53. Perante uma situação que deveria determinar uma resolução contratual e a consequente abertura de novo procedimento concursal, o legislador pretendeu aproveitar o procedimento anteriormente levado a cabo (no âmbito do qual os princípios da transparência, da concorrência e da igualdade foram já salvaguardados), dando a oportunidade aos proponentes preteridos (e pela ordem em que foram graduados) de executarem o contrato nos mesmos termos em que foi adjudicado ao anterior cocontratante.
54. Nas palavras de Xxxxx Xxxxxxx xx Xxxxx (Código dos Contratos Públicos Anotado e Comentado, 9.ª edição revista e atualizada, Almedina, Coimbra, julho de 2021, pág. 854, nota 1), “este preceito (…) visa evitar os inconvenientes da instauração de novo procedimento adjudicatório em caso de incumprimento do cocontratante”.
55. Trata-se, pois, do mesmo contrato, apenas se operando uma alteração dos seus sujeitos, sem que o contrato deixe de produzir efeitos – ao contrário da resolução, cuja consequência é a destruição dos efeitos do contrato e a sua consequente cessação.

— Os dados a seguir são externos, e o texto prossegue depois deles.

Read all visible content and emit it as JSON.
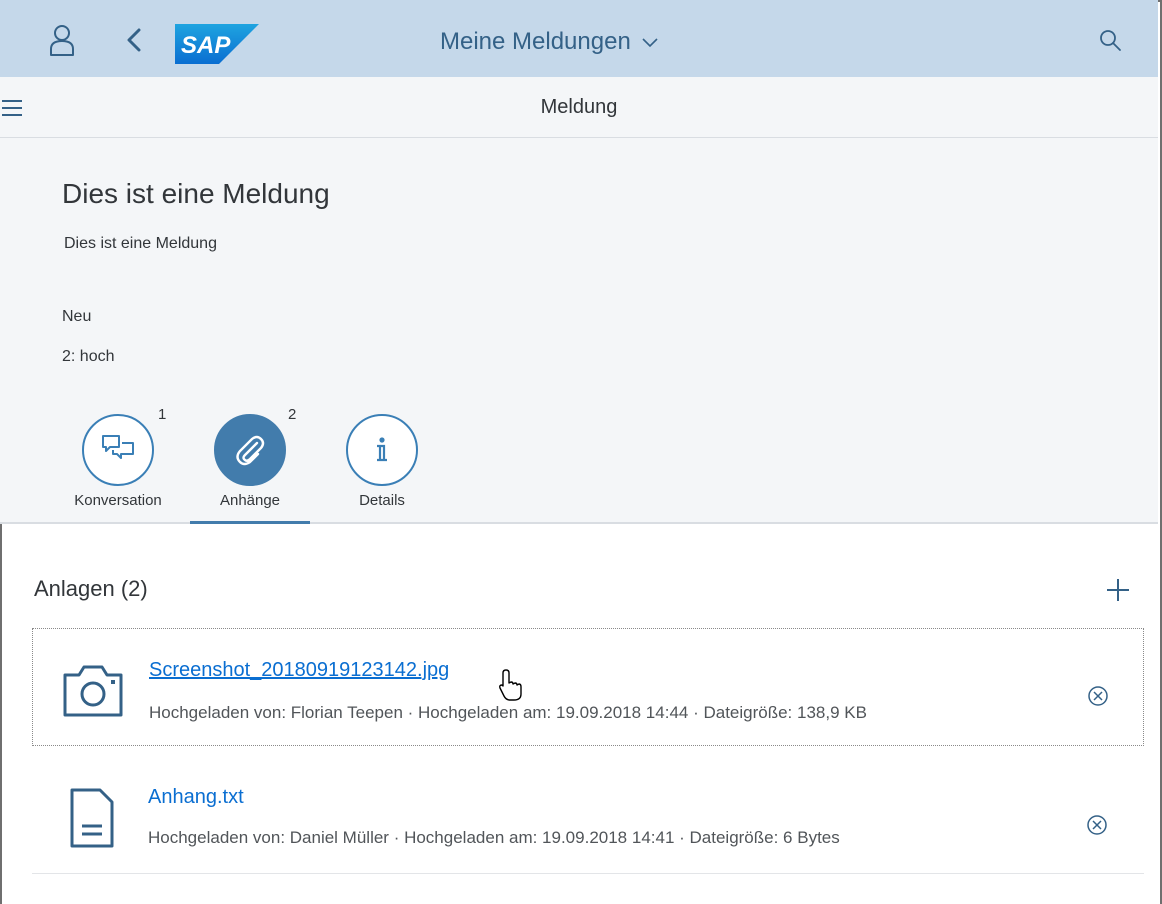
{
  "shell": {
    "app_title": "Meine Meldungen",
    "logo_text": "SAP",
    "icons": [
      "user-icon",
      "back-icon",
      "chevron-down-icon",
      "search-icon"
    ]
  },
  "subheader": {
    "title": "Meldung",
    "icons": [
      "menu-icon"
    ]
  },
  "object": {
    "title": "Dies ist eine Meldung",
    "description": "Dies ist eine Meldung",
    "status": "Neu",
    "priority": "2: hoch"
  },
  "tabs": [
    {
      "label": "Konversation",
      "count": "1",
      "icon": "conversation-icon",
      "active": false
    },
    {
      "label": "Anhänge",
      "count": "2",
      "icon": "paperclip-icon",
      "active": true
    },
    {
      "label": "Details",
      "count": "",
      "icon": "info-icon",
      "active": false
    }
  ],
  "attachments": {
    "title": "Anlagen (2)",
    "items": [
      {
        "name": "Screenshot_20180919123142.jpg",
        "meta": "Hochgeladen von: Florian Teepen · Hochgeladen am: 19.09.2018 14:44 · Dateigröße: 138,9 KB",
        "icon": "camera-icon"
      },
      {
        "name": "Anhang.txt",
        "meta": "Hochgeladen von: Daniel Müller · Hochgeladen am: 19.09.2018 14:41 · Dateigröße: 6 Bytes",
        "icon": "document-icon"
      }
    ]
  },
  "colors": {
    "shellbar": "#c5d8ea",
    "accent": "#427cac",
    "link": "#0a6ed1",
    "header_bg": "#f4f6f8"
  }
}
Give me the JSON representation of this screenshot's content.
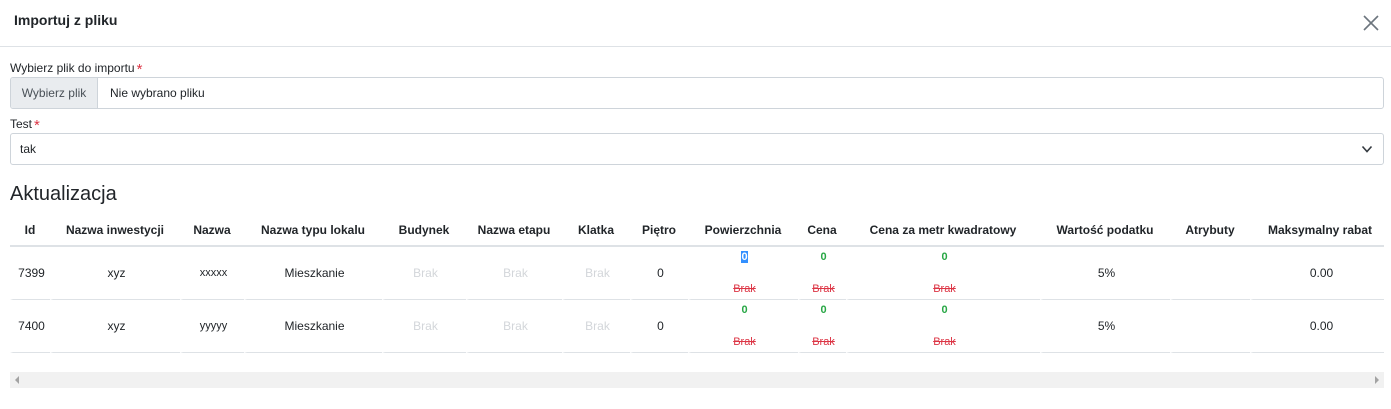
{
  "modal": {
    "title": "Importuj z pliku",
    "close_icon": "close-icon"
  },
  "file_field": {
    "label": "Wybierz plik do importu",
    "required_mark": "*",
    "button_label": "Wybierz plik",
    "file_name": "Nie wybrano pliku"
  },
  "test_field": {
    "label": "Test",
    "required_mark": "*",
    "selected": "tak"
  },
  "section": {
    "title": "Aktualizacja"
  },
  "table": {
    "columns": [
      "Id",
      "Nazwa inwestycji",
      "Nazwa",
      "Nazwa typu lokalu",
      "Budynek",
      "Nazwa etapu",
      "Klatka",
      "Piętro",
      "Powierzchnia",
      "Cena",
      "Cena za metr kwadratowy",
      "Wartość podatku",
      "Atrybuty",
      "Maksymalny rabat"
    ],
    "rows": [
      {
        "id": "7399",
        "investment": "xyz",
        "name": "xxxxx",
        "type": "Mieszkanie",
        "building": "Brak",
        "stage": "Brak",
        "staircase": "Brak",
        "floor": "0",
        "area_new": "0",
        "area_old": "Brak",
        "price_new": "0",
        "price_old": "Brak",
        "ppm_new": "0",
        "ppm_old": "Brak",
        "tax": "5%",
        "attributes": "",
        "max_discount": "0.00"
      },
      {
        "id": "7400",
        "investment": "xyz",
        "name": "yyyyy",
        "type": "Mieszkanie",
        "building": "Brak",
        "stage": "Brak",
        "staircase": "Brak",
        "floor": "0",
        "area_new": "0",
        "area_old": "Brak",
        "price_new": "0",
        "price_old": "Brak",
        "ppm_new": "0",
        "ppm_old": "Brak",
        "tax": "5%",
        "attributes": "",
        "max_discount": "0.00"
      }
    ]
  },
  "colors": {
    "required": "#dc3545",
    "new_value": "#28a745",
    "old_value": "#dc3545",
    "selection": "#3390ff"
  }
}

56. Há logicamente traços muito semelhantes entre esta figura e a da resolução sancionatória, chegando mesmo Xxxxx Xxxxxxxxx a considerá-las “equivalentes” (Direito dos Contratos Públicos, 5.ª edição, Almedina, Coimbra, julho de 2021, pág. 700).
57. Esse mesmo autor, porém, claramente aponta para a inexistência de novação e para a continuação da execução do contrato nos termos da proposta inicialmente aceite, distinguindo a situação do art.º 318.º-A da adjudicação secundária: ao passo que nesta há uma nova adjudicação da proposta ordenada em lugar subsequente, no caso do art.º 318.º- A isso não acontece, continuando a ser a primeira proposta adjudicada aquela a ser executada pelo novo cocontratante (ob. cit., pág. 983).
58. Também Xxxxx Xxxxxxx xx Xxxxx (ob. cit., pág. 854-855, nota 2) entende que o que se coloca ao contraente público é uma opção entre a resolução do contrato e a cessão da posição contratual do cocontratante, “o que implica, portanto, que o contrato ainda vigora, por não ter sido resolvido embora houvesse para isso fundamento”, sendo para isso fundamental que o concorrente ordenado em segundo lugar adira à proposta do que foi inicialmente escolhido, “já que, no procedimento de formação do contrato, apenas se vinculou aos termos da sua proposta e não da que apresentou o cocontratante”.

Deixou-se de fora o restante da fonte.